Au moment même où l’État islamique tente de se refaire une santé dans le Moyen-Orient, le groupe terroriste n’a pas manqué de profaner la mémoire du pape François, récemment décédé. Dans leur dernière publication du bulletin Al-Naba’, les islamistes n’ont pas hésité à qualifier les hommages rendus au Saint-Père de “manœuvre marketing dans une guerre théologique”. Une attaque révélant encore une fois leur haine sans borne envers tout ce qui touche de près ou de loin à la foi véritable.
Ce torchon publié par l’État islamique accuse les honneurs rendus au Souverain Pontife d’être une attaque déguisée contre la doctrine musulmane du “tawhid” — l’unicité de Dieu dans l’islam — et dénonce la couverture médiatique favorable autour du décès du pape comme un moyen d’embrouiller les âmes musulmanes. Même l’imam d’Al-Azhar, pourtant figure de l’islam sunnite égyptien, est critiqué pour avoir montré un visage respectueux envers l’Église catholique.

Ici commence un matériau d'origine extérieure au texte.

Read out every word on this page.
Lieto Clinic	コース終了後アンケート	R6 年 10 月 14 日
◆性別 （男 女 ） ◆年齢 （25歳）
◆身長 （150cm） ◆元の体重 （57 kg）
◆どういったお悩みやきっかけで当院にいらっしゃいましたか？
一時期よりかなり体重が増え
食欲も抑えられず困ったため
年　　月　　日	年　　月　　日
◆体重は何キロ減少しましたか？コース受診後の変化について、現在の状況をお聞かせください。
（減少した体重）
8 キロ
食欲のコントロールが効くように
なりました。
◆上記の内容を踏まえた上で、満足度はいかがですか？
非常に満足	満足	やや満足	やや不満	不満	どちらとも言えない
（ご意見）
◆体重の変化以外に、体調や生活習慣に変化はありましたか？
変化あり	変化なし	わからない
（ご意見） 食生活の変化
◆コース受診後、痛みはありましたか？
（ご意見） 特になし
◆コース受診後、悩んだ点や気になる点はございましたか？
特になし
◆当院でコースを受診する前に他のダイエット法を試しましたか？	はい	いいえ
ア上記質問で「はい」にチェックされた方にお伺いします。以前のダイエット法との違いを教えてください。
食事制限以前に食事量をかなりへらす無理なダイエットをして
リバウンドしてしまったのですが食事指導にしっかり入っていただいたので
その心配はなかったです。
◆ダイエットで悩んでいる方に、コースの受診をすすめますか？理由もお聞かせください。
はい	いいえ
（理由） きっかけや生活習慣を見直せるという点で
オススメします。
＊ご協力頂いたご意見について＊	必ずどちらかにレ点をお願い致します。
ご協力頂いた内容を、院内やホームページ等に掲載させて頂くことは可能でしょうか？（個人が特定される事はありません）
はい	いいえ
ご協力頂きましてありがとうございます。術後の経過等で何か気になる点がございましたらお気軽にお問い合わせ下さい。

Ils vont jusqu’à prétendre que les choix modestes faits pour les funérailles du pape, l’usage d’une simple croix de fer et le refus d’une sépulture luxueuse, ne seraient qu’une “ruse” pour avancer une guerre idéologique sous couvert d’humilité. Ce n’est pas l’humilité de l’Église qu’ils voient, mais une stratégie de ruse pour, soi-disant, saper l’islam de l’intérieur.
Et ce n’est pas tout : ISIS accuse encore les catholiques, les musulmans modérés et les médias d’être complices de cette “trahison”, en franchissant, selon eux, des lignes religieuses pour servir le message “humaniste” du Vatican. Pour ces fanatiques, toute ouverture vers la paix ou la coexistence serait un blasphème.
Dans un élan de délire, ils dénaturent même le soutien que le pape François a exprimé pour Gaza, prétendant que ses appels à la paix ne seraient qu’une façade hypocrite pour redorer son image. Ils dénoncent un prétendu complot entre Al-Azhar et Rome pour instaurer un message mondain, loin de toute “pureté” religieuse.
Pendant qu’ils répandent leur venin, les services de renseignement américains et des experts de l’ONU alertent sur une situation de plus en plus inquiétante en Syrie. L’État islamique, malgré sa défaite militaire d’il y a quelques années, renaît lentement de ses cendres. Des milliers de combattants et leurs familles, actuellement détenus dans les camps de al-Hol et Roj sous la surveillance des Kurdes, représentent une poudrière.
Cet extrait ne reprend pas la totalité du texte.